The TV chef has been hired to revamp the food offering at Shell service stations.
It comes after his business empire lost £20million last year – forcing him to close a further 12 of his 37 remaining Jamie's Italian restaurants making 600 staff redundant.
But his latest venture has been heavily criticised – leading to accusations he is "not taking seriously" the threat of climate change.
Labour MP Anna McMorrin, who is on the Commons’ Environmental Audit Committee, told The Mirror: "We have seen Sir David Attenborough addressing the UN Climate Change conference about the need to be taking this seriously.
“If Jamie Oliver is there promoting something that exploits fossil fuel, then that’s not taking it seriously.”
Staff at Jamie's business HQ are also reportedly angered by the move.
Shell, whose profits soared by £4.3billion last year alone, is among the world's top carbon emitters.
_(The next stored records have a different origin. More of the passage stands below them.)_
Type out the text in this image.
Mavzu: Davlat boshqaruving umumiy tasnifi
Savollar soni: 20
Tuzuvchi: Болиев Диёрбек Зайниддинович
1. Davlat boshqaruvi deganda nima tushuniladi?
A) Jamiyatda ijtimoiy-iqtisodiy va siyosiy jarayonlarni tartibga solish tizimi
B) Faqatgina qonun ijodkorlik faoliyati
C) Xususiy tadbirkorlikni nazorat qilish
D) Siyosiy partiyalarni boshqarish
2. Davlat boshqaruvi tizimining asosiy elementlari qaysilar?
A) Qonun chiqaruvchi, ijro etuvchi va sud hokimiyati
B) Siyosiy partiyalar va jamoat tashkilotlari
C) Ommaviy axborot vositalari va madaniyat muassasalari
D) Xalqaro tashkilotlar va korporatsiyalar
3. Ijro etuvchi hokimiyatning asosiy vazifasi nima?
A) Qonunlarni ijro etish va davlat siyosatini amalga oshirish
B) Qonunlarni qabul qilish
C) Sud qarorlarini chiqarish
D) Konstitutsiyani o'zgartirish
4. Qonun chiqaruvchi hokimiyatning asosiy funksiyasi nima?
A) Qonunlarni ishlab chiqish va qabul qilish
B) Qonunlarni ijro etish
And a report released last year claimed it has been responsible for 1.67 per cent of global greenhouse gas emissions since 1988.
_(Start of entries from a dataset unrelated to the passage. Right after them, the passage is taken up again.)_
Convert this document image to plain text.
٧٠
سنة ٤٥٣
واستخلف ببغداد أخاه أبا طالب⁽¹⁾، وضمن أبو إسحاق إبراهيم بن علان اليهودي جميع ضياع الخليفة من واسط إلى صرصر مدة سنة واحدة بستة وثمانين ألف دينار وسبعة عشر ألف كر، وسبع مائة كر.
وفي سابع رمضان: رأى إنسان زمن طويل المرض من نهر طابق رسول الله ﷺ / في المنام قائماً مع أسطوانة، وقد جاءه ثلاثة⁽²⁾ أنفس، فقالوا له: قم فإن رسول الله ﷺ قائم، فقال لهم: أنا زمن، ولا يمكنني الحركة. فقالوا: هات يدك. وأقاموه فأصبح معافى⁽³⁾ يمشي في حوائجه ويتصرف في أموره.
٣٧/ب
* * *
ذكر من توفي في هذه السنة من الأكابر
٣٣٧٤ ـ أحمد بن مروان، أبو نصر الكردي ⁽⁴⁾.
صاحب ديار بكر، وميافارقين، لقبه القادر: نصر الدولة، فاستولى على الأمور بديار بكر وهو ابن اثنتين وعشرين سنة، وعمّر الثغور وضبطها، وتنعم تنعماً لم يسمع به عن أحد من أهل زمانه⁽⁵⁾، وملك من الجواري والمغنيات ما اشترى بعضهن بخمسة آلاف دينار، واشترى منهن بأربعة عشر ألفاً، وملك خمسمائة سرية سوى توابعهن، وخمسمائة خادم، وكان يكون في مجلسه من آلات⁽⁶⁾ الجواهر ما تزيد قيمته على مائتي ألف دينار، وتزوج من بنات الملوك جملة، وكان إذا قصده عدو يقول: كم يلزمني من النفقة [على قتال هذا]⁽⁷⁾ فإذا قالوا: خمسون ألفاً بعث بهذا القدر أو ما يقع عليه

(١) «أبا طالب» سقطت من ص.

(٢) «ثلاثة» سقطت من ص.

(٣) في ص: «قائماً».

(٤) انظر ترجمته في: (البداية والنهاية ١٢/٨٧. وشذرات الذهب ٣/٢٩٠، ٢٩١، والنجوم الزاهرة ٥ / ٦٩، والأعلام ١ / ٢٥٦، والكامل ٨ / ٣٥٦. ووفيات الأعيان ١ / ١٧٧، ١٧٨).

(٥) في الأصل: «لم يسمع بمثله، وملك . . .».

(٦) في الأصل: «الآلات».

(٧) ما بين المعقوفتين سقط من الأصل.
A source at Jamie's company told the paper: "Jamie went into it with the best intentions – to improve the food in service stations.
"But some people are unhappy about working with a business like Shell and have made their displeasure clear.”
Dad-of-five Jamie, 43, was hailed as an "environmental champion" on the website of the United Nations Environment Programme after teaming up three years ago.
At the time he tweeted: "Guys, if we don’t act on #ClimateChange, none of the #GlobalGoals can happen. This is everyone’s problem.”
And while filming Jamie's American Road Trip in 2009 he pledged to make the process carbon neutral – billing it as a TV first.
Jamie offset the estimated 242.6 tonnes of CO2 generated from the flights, hotels and land travel from the trip by investing in environmental schemes – including a Chinese wind farm and a solar plant in India.
He said at the time: "My company is serious about helping to prevent climate change and we recognise that with everything we do – but especially with TV programmes like this one – we create a carbon footprint.
"I felt, it was my duty to stand up and say if we’re going to shoot these programmes which involve flying people everywhere, we should make a difference and help save the planet.”
Jamie admitted in October that he has ‘no more money’ to prop up his struggling Italian restaurant chain.
He had been forced to invest nearly £13m of his own money in 2017 to try to keep all the branches afloat as the business stood on the brink of bankruptcy.
He said: "I haven’t got any more (money).
"There’s a point where I can’t put the other side of the business at risk as well and the people who work there."
The Sun Online has contacted Jamie Oliver for comment.